Tired of carrying my shame around, I began to open up about our reality. Neighbors would dismiss the idea of our moving away, kidding about how they could sabotage a sale. We'd laugh and then I'd say, ah, but if you wish for us to not sell our house, you're wishing us into foreclosure. That's one way to shock your neighbors. It wasn't that I was trying to stun them into silence, I just had had enough of keeping up appearances, if you will. We are real people who took a gamble and it appeared to be turning out quite badly. We took this gamble for our children, for an investment, for many good, good reasons. But we'd tangled ourselves in a snare in the attempt.

However, something funny began to happen. Neighbors and others in town began to open up to us about their own struggles. A lost job here. Worry over paying the bills. Little by little as the economy tanked and I got real about things, so did my neighbors. Interestingly, they weren't always telling each other these things. I could tell by conversations we had later with other neighbors. Suddenly, my ideal of people began to fall away. I was no longer intimidated or fearful of what others would think because I knew a good many of them had very similar worries to my own. Perhaps their troubles weren't even financial, but when I began to open up, they opened up about all sorts of struggles. When many drive down our quiet streets they see a kind of privileged life, safely tucked away from harm. What I see are homes with real people, families, trying to make ends meet; thanking God for work this month in some cases. People celebrating that we're all still here because no one really wants another to meet with failure.

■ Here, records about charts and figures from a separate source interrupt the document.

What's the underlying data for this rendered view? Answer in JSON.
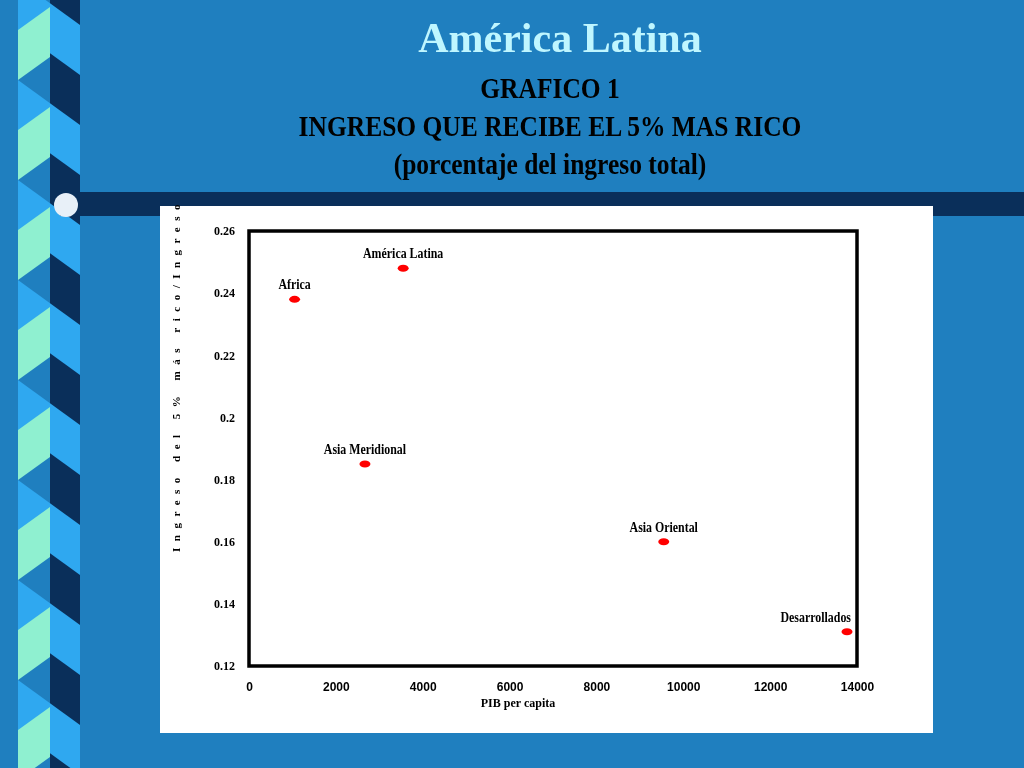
{
  "chart_data": {
    "type": "scatter",
    "title": "América Latina",
    "subtitle": "GRAFICO 1\nINGRESO QUE RECIBE EL 5% MAS RICO\n(porcentaje del ingreso total)",
    "xlabel": "PIB per capita",
    "ylabel": "Ingreso del 5% más rico/Ingreso",
    "series": [
      {
        "color": "#ff0000",
        "x": [
          1050,
          3550,
          2670,
          9550,
          13770
        ],
        "values": [
          0.238,
          0.248,
          0.185,
          0.16,
          0.131
        ]
      }
    ],
    "annotations": [
      {
        "text": "Africa",
        "x": 1050,
        "y": 0.238
      },
      {
        "text": "América Latina",
        "x": 3550,
        "y": 0.248
      },
      {
        "text": "Asia Meridional",
        "x": 2670,
        "y": 0.185
      },
      {
        "text": "Asia Oriental",
        "x": 9550,
        "y": 0.16
      },
      {
        "text": "Desarrollados",
        "x": 13770,
        "y": 0.131
      }
    ],
    "xlim": [
      0,
      14000
    ],
    "xticks": [
      0,
      2000,
      4000,
      6000,
      8000,
      10000,
      12000,
      14000
    ],
    "ylim": [
      0.12,
      0.26
    ],
    "yticks": [
      0.12,
      0.14,
      0.16,
      0.18,
      0.2,
      0.22,
      0.24,
      0.26
    ],
    "grid": false,
    "marker": "circle"
  }
}
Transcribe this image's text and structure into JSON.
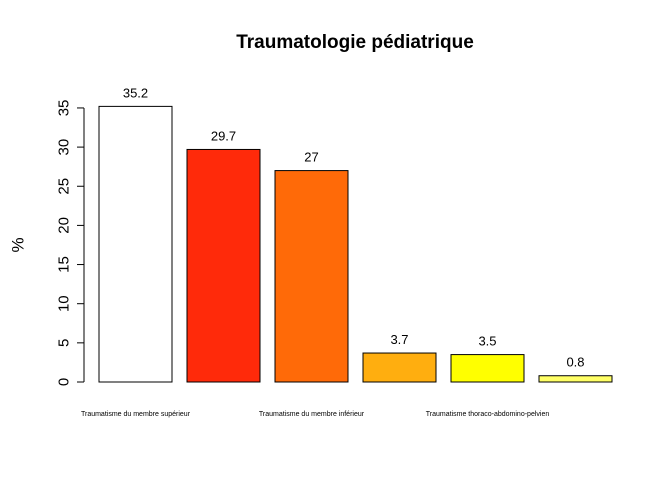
{
  "chart_data": {
    "type": "bar",
    "title": "Traumatologie pédiatrique",
    "ylabel": "%",
    "xlabel": "",
    "ylim": [
      0,
      35
    ],
    "yticks": [
      0,
      5,
      10,
      15,
      20,
      25,
      30,
      35
    ],
    "categories": [
      "Traumatisme du membre supérieur",
      "",
      "Traumatisme du membre inférieur",
      "",
      "Traumatisme thoraco-abdomino-pelvien",
      ""
    ],
    "values": [
      35.2,
      29.7,
      27,
      3.7,
      3.5,
      0.8
    ],
    "value_labels": [
      "35.2",
      "29.7",
      "27",
      "3.7",
      "3.5",
      "0.8"
    ],
    "colors": [
      "#FFFFFF",
      "#FF2A0A",
      "#FF6A08",
      "#FFAE0F",
      "#FFFF00",
      "#FFFF66"
    ],
    "grid": false,
    "legend": "none"
  }
}
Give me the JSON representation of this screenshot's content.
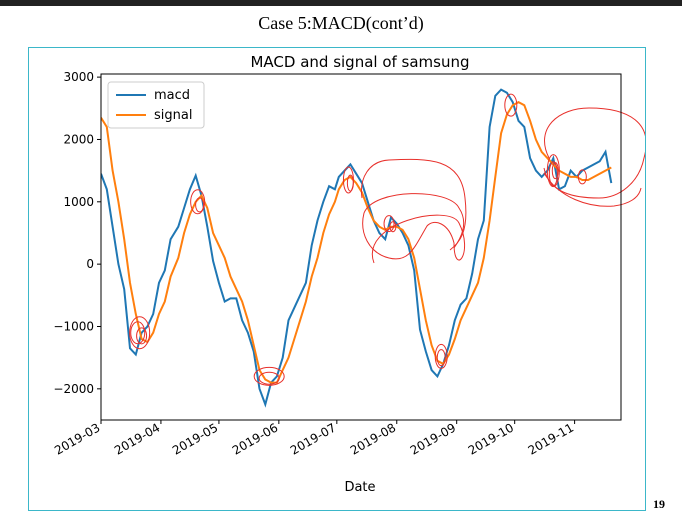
{
  "slide": {
    "title": "Case 5:MACD(cont’d)",
    "page_number": "19"
  },
  "chart_data": {
    "type": "line",
    "title": "MACD and signal of samsung",
    "xlabel": "Date",
    "ylabel": "",
    "xlim": [
      "2019-03-01",
      "2019-11-25"
    ],
    "ylim": [
      -2500,
      3050
    ],
    "x_tick_labels": [
      "2019-03",
      "2019-04",
      "2019-05",
      "2019-06",
      "2019-07",
      "2019-08",
      "2019-09",
      "2019-10",
      "2019-11"
    ],
    "x_ticks": [
      "2019-03-01",
      "2019-04-01",
      "2019-05-01",
      "2019-06-01",
      "2019-07-01",
      "2019-08-01",
      "2019-09-01",
      "2019-10-01",
      "2019-11-01"
    ],
    "y_ticks": [
      3000,
      2000,
      1000,
      0,
      -1000,
      -2000
    ],
    "y_tick_labels": [
      "3000",
      "2000",
      "1000",
      "0",
      "−1000",
      "−2000"
    ],
    "grid": false,
    "legend_position": "top-left",
    "series": [
      {
        "name": "macd",
        "color": "#1f77b4",
        "points": [
          [
            "2019-03-01",
            1450
          ],
          [
            "2019-03-04",
            1200
          ],
          [
            "2019-03-07",
            600
          ],
          [
            "2019-03-10",
            0
          ],
          [
            "2019-03-13",
            -400
          ],
          [
            "2019-03-16",
            -1350
          ],
          [
            "2019-03-19",
            -1450
          ],
          [
            "2019-03-22",
            -1100
          ],
          [
            "2019-03-25",
            -1000
          ],
          [
            "2019-03-28",
            -800
          ],
          [
            "2019-03-31",
            -300
          ],
          [
            "2019-04-03",
            -100
          ],
          [
            "2019-04-06",
            400
          ],
          [
            "2019-04-10",
            600
          ],
          [
            "2019-04-13",
            900
          ],
          [
            "2019-04-16",
            1200
          ],
          [
            "2019-04-19",
            1420
          ],
          [
            "2019-04-22",
            1100
          ],
          [
            "2019-04-25",
            600
          ],
          [
            "2019-04-28",
            50
          ],
          [
            "2019-05-01",
            -300
          ],
          [
            "2019-05-04",
            -600
          ],
          [
            "2019-05-07",
            -550
          ],
          [
            "2019-05-10",
            -550
          ],
          [
            "2019-05-13",
            -900
          ],
          [
            "2019-05-16",
            -1100
          ],
          [
            "2019-05-19",
            -1400
          ],
          [
            "2019-05-22",
            -2000
          ],
          [
            "2019-05-25",
            -2250
          ],
          [
            "2019-05-28",
            -1900
          ],
          [
            "2019-05-31",
            -1800
          ],
          [
            "2019-06-03",
            -1500
          ],
          [
            "2019-06-06",
            -900
          ],
          [
            "2019-06-09",
            -700
          ],
          [
            "2019-06-12",
            -500
          ],
          [
            "2019-06-15",
            -300
          ],
          [
            "2019-06-18",
            300
          ],
          [
            "2019-06-21",
            700
          ],
          [
            "2019-06-24",
            1000
          ],
          [
            "2019-06-27",
            1250
          ],
          [
            "2019-06-30",
            1200
          ],
          [
            "2019-07-02",
            1400
          ],
          [
            "2019-07-05",
            1500
          ],
          [
            "2019-07-08",
            1600
          ],
          [
            "2019-07-11",
            1450
          ],
          [
            "2019-07-14",
            1300
          ],
          [
            "2019-07-17",
            1000
          ],
          [
            "2019-07-20",
            700
          ],
          [
            "2019-07-23",
            500
          ],
          [
            "2019-07-26",
            400
          ],
          [
            "2019-07-29",
            750
          ],
          [
            "2019-08-01",
            650
          ],
          [
            "2019-08-04",
            500
          ],
          [
            "2019-08-07",
            300
          ],
          [
            "2019-08-10",
            -100
          ],
          [
            "2019-08-13",
            -1050
          ],
          [
            "2019-08-16",
            -1400
          ],
          [
            "2019-08-19",
            -1700
          ],
          [
            "2019-08-22",
            -1800
          ],
          [
            "2019-08-25",
            -1600
          ],
          [
            "2019-08-28",
            -1300
          ],
          [
            "2019-08-31",
            -900
          ],
          [
            "2019-09-03",
            -650
          ],
          [
            "2019-09-06",
            -550
          ],
          [
            "2019-09-09",
            -150
          ],
          [
            "2019-09-12",
            400
          ],
          [
            "2019-09-15",
            700
          ],
          [
            "2019-09-18",
            2200
          ],
          [
            "2019-09-21",
            2700
          ],
          [
            "2019-09-24",
            2800
          ],
          [
            "2019-09-27",
            2750
          ],
          [
            "2019-09-30",
            2600
          ],
          [
            "2019-10-03",
            2300
          ],
          [
            "2019-10-06",
            2200
          ],
          [
            "2019-10-09",
            1700
          ],
          [
            "2019-10-12",
            1500
          ],
          [
            "2019-10-15",
            1400
          ],
          [
            "2019-10-18",
            1500
          ],
          [
            "2019-10-21",
            1700
          ],
          [
            "2019-10-24",
            1200
          ],
          [
            "2019-10-27",
            1250
          ],
          [
            "2019-10-30",
            1500
          ],
          [
            "2019-11-02",
            1400
          ],
          [
            "2019-11-05",
            1500
          ],
          [
            "2019-11-08",
            1550
          ],
          [
            "2019-11-11",
            1600
          ],
          [
            "2019-11-14",
            1650
          ],
          [
            "2019-11-17",
            1800
          ],
          [
            "2019-11-20",
            1300
          ]
        ]
      },
      {
        "name": "signal",
        "color": "#ff7f0e",
        "points": [
          [
            "2019-03-01",
            2350
          ],
          [
            "2019-03-04",
            2200
          ],
          [
            "2019-03-07",
            1500
          ],
          [
            "2019-03-10",
            1000
          ],
          [
            "2019-03-13",
            400
          ],
          [
            "2019-03-16",
            -300
          ],
          [
            "2019-03-19",
            -800
          ],
          [
            "2019-03-22",
            -1200
          ],
          [
            "2019-03-25",
            -1250
          ],
          [
            "2019-03-28",
            -1100
          ],
          [
            "2019-03-31",
            -800
          ],
          [
            "2019-04-03",
            -600
          ],
          [
            "2019-04-06",
            -200
          ],
          [
            "2019-04-10",
            100
          ],
          [
            "2019-04-13",
            500
          ],
          [
            "2019-04-16",
            800
          ],
          [
            "2019-04-19",
            1000
          ],
          [
            "2019-04-22",
            1100
          ],
          [
            "2019-04-25",
            900
          ],
          [
            "2019-04-28",
            500
          ],
          [
            "2019-05-01",
            300
          ],
          [
            "2019-05-04",
            100
          ],
          [
            "2019-05-07",
            -200
          ],
          [
            "2019-05-10",
            -400
          ],
          [
            "2019-05-13",
            -600
          ],
          [
            "2019-05-16",
            -900
          ],
          [
            "2019-05-19",
            -1300
          ],
          [
            "2019-05-22",
            -1700
          ],
          [
            "2019-05-25",
            -1850
          ],
          [
            "2019-05-28",
            -1900
          ],
          [
            "2019-05-31",
            -1900
          ],
          [
            "2019-06-03",
            -1700
          ],
          [
            "2019-06-06",
            -1500
          ],
          [
            "2019-06-09",
            -1200
          ],
          [
            "2019-06-12",
            -900
          ],
          [
            "2019-06-15",
            -600
          ],
          [
            "2019-06-18",
            -200
          ],
          [
            "2019-06-21",
            100
          ],
          [
            "2019-06-24",
            500
          ],
          [
            "2019-06-27",
            800
          ],
          [
            "2019-06-30",
            1000
          ],
          [
            "2019-07-02",
            1200
          ],
          [
            "2019-07-05",
            1350
          ],
          [
            "2019-07-08",
            1400
          ],
          [
            "2019-07-11",
            1300
          ],
          [
            "2019-07-14",
            1150
          ],
          [
            "2019-07-17",
            900
          ],
          [
            "2019-07-20",
            700
          ],
          [
            "2019-07-23",
            600
          ],
          [
            "2019-07-26",
            550
          ],
          [
            "2019-07-29",
            600
          ],
          [
            "2019-08-01",
            600
          ],
          [
            "2019-08-04",
            550
          ],
          [
            "2019-08-07",
            400
          ],
          [
            "2019-08-10",
            100
          ],
          [
            "2019-08-13",
            -400
          ],
          [
            "2019-08-16",
            -900
          ],
          [
            "2019-08-19",
            -1300
          ],
          [
            "2019-08-22",
            -1550
          ],
          [
            "2019-08-25",
            -1600
          ],
          [
            "2019-08-28",
            -1450
          ],
          [
            "2019-08-31",
            -1200
          ],
          [
            "2019-09-03",
            -900
          ],
          [
            "2019-09-06",
            -700
          ],
          [
            "2019-09-09",
            -500
          ],
          [
            "2019-09-12",
            -300
          ],
          [
            "2019-09-15",
            100
          ],
          [
            "2019-09-18",
            700
          ],
          [
            "2019-09-21",
            1400
          ],
          [
            "2019-09-24",
            2100
          ],
          [
            "2019-09-27",
            2400
          ],
          [
            "2019-09-30",
            2550
          ],
          [
            "2019-10-03",
            2600
          ],
          [
            "2019-10-06",
            2550
          ],
          [
            "2019-10-09",
            2300
          ],
          [
            "2019-10-12",
            2000
          ],
          [
            "2019-10-15",
            1800
          ],
          [
            "2019-10-18",
            1700
          ],
          [
            "2019-10-21",
            1600
          ],
          [
            "2019-10-24",
            1500
          ],
          [
            "2019-10-27",
            1450
          ],
          [
            "2019-10-30",
            1400
          ],
          [
            "2019-11-02",
            1400
          ],
          [
            "2019-11-05",
            1350
          ],
          [
            "2019-11-08",
            1350
          ],
          [
            "2019-11-11",
            1400
          ],
          [
            "2019-11-14",
            1450
          ],
          [
            "2019-11-17",
            1500
          ],
          [
            "2019-11-20",
            1550
          ]
        ]
      }
    ],
    "annotations": {
      "color": "#e8302b",
      "description": "hand-drawn red circles around crossover points"
    }
  }
}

Financial hardship has humbled us all.

Today, we pulled our For Sale sign out of the yard. I will not recount the hours and hours of wrestling with God over this house. I realize in the end it's just a house. Ultimately, He's not overly concerned where I live. He just wants me to be obedient even when I can't see the answer (Yes, but will you keep it?"). We have been expecting an answer from our bank. It is taking longer than expected. Thousands of homeowners are trying to save their homes. I am someone trying to save my home. We have done all we can. By all human account, we shouldn't even still be here. But we are. Because for now it's God's plan. I wanted an answer before I pulled the sign up, but recent circumstances made us realize (here we are still learning) that trying to sell was fruitless. We'd sell ourselves into foreclosure. So call it a fight, if you will. Perhaps its part disciplining for our choices. I can accept that. Perhaps God wants me to fight for it because quite frankly, some days it would easier to walk away. Perhaps when we relinquish all rights to anything, He is pleased to give back the very things we give up.

In tight-laced West Michigan where appearances have ruled the landscape for so many years, perhaps he knew I'm too unconventional to ever aspire to that type of life. If I can't live truthfully, I'd rather not live. It's not me. He just wired me that way. There's a lot of hurt out there--right next door perhaps--and sometimes someone just has to be willing to admit it. A kind of circle begins to emerge when we're honest with each other. A circle of recognition. Oh, so you're touched by this thing called humanity as well? I'll be darned.

Lack of money is a great equalizer. I have more of a relationship with some of my neighbors than I ever did before. I am privileged to know them for who they really are. Proving yet again financial hardships can render some of the most powerful blessings.